Stacks of vintage blue, white and yellow Pathex Motion Pictures boxes and film reels, with faded labels and metal parts in the background.
Chad Hunter’s collection of 16mm and 8mm films decorate the shelves of his Orchard Drive home workshop. Photo: John Schisler

Neither the loss of a grant nor the flood has deterred the leaders of Appalshop from planning for the future. In 2023, the nonprofit bought a 100-year-old hospital in Jenkins and plans to raise $3 million to renovate the building, which has 11,500 square feet of space and sits on five acres. The brick and stone structure sits on a hill, well outside any new flood plains, Hunter said.

“There’s a morgue there that would make a perfect media vault. It’s a wonderful, creepy building,” Hunter said, adding that it will be a place where people can bring in their own media and learn how to preserve it. Plans include space for an art gallery and a studio for collecting oral histories or podcasting.
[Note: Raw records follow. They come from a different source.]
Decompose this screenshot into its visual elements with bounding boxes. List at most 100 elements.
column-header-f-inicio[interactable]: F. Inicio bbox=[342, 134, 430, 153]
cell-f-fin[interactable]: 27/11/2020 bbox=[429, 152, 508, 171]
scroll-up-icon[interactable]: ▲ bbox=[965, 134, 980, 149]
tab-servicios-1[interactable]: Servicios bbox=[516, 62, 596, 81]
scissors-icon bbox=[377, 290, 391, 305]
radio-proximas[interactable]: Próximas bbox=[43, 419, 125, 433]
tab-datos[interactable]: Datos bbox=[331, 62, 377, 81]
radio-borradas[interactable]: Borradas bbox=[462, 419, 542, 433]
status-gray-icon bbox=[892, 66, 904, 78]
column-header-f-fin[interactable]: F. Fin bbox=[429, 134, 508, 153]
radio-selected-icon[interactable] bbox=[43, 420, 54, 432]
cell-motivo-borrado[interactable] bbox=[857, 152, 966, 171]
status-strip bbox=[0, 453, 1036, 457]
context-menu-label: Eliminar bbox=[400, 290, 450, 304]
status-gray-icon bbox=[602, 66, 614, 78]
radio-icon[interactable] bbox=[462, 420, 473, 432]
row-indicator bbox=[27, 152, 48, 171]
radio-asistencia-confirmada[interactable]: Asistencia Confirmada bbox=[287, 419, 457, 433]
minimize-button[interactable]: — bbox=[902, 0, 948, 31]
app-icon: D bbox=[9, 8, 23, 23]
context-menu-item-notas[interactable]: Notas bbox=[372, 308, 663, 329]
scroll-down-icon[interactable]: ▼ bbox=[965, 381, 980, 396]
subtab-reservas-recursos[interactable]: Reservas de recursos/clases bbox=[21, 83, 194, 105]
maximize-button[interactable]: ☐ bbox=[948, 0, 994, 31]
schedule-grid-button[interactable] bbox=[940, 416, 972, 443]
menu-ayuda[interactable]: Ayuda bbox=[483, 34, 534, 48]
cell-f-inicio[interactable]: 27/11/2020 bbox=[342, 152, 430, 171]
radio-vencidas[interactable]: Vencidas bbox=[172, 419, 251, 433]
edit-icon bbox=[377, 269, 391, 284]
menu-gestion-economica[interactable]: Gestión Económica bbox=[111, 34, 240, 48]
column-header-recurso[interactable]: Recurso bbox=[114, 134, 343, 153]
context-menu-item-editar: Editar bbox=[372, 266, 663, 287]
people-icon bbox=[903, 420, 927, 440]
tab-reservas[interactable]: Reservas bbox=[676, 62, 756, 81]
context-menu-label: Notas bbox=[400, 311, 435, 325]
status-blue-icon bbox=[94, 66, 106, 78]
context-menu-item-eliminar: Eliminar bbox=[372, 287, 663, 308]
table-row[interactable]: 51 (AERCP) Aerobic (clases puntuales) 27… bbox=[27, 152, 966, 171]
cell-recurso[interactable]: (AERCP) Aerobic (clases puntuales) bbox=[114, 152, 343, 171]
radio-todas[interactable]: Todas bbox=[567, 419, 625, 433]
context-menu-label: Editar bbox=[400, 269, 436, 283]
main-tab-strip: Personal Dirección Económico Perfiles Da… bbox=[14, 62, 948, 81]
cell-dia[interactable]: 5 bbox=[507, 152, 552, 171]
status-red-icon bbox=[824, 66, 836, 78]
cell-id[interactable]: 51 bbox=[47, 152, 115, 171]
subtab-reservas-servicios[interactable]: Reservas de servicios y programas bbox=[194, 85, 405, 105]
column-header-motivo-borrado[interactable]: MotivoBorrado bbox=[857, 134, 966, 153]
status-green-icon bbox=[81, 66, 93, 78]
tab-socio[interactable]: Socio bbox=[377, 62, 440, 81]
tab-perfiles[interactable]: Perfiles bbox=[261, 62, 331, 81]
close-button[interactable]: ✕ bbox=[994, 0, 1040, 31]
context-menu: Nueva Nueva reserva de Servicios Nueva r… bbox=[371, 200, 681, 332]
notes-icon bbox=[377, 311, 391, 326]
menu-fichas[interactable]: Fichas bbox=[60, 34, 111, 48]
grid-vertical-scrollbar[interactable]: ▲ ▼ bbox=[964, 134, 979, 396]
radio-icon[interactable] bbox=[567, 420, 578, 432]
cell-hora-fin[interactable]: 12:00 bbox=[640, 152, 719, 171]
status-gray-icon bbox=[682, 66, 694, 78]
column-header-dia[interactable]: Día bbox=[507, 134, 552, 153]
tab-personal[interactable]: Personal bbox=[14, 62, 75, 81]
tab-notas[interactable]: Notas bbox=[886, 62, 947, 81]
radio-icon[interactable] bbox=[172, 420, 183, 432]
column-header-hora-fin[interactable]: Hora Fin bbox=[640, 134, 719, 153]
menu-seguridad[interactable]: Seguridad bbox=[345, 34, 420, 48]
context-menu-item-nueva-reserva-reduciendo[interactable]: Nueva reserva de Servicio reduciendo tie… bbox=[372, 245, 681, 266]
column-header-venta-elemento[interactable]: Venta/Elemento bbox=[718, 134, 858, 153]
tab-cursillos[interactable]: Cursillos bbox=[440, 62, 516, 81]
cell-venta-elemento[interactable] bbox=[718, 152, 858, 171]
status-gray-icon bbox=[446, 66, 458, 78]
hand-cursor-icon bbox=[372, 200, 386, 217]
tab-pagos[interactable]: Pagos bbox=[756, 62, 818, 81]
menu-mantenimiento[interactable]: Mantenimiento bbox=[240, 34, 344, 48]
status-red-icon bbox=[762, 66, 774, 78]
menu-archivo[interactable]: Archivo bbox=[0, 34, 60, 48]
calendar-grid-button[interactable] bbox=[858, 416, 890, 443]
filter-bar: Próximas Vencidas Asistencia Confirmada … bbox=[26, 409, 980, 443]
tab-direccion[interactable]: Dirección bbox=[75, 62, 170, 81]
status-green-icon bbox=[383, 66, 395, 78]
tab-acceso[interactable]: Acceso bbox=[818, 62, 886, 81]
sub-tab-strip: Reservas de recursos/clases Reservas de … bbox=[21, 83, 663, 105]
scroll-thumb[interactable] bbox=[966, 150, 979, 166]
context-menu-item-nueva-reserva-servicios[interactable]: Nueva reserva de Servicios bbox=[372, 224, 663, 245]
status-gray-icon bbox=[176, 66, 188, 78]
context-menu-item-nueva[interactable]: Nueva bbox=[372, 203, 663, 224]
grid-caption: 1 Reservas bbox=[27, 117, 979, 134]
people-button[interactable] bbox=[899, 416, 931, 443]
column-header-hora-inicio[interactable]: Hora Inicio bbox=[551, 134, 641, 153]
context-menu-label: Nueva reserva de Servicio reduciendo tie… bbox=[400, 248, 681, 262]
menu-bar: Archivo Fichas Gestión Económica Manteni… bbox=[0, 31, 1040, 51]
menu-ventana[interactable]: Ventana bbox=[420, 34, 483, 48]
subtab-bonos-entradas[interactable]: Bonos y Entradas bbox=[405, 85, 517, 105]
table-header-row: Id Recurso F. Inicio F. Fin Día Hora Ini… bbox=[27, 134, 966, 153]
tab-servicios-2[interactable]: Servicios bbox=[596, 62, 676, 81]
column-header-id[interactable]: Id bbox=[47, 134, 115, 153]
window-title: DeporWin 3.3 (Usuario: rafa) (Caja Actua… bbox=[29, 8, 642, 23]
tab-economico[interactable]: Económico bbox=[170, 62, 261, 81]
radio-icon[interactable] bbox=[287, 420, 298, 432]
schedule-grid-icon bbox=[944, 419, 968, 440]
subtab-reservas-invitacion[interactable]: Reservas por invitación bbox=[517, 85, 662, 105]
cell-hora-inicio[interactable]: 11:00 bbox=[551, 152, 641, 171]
Raising money from foundations, corporations and people is Hunter’s top priority. His new job, Hunter said, is “wonderful timing. I get to use everything I’ve learned, all the skills I have, all the connections I’ve made. It’s a perfect fit for me.”

Tiffany Sturdivant, executive director of Appalshop, said hiring Hunter, who was chosen from 19 candidates, puts the organization “two steps ahead of the game” because of his institutional knowledge and professional contacts.

When people return to Appalachia to clean out a family home, Sturdivant said, “they find family heirlooms. They want to bring them to us. They want to know how to digitize things and save photos.”

Appalshop, Sturdivant said, “reminds people about the ingenuity and the innovativeness of Appalachia. Making something out of nothing is not new to that region.”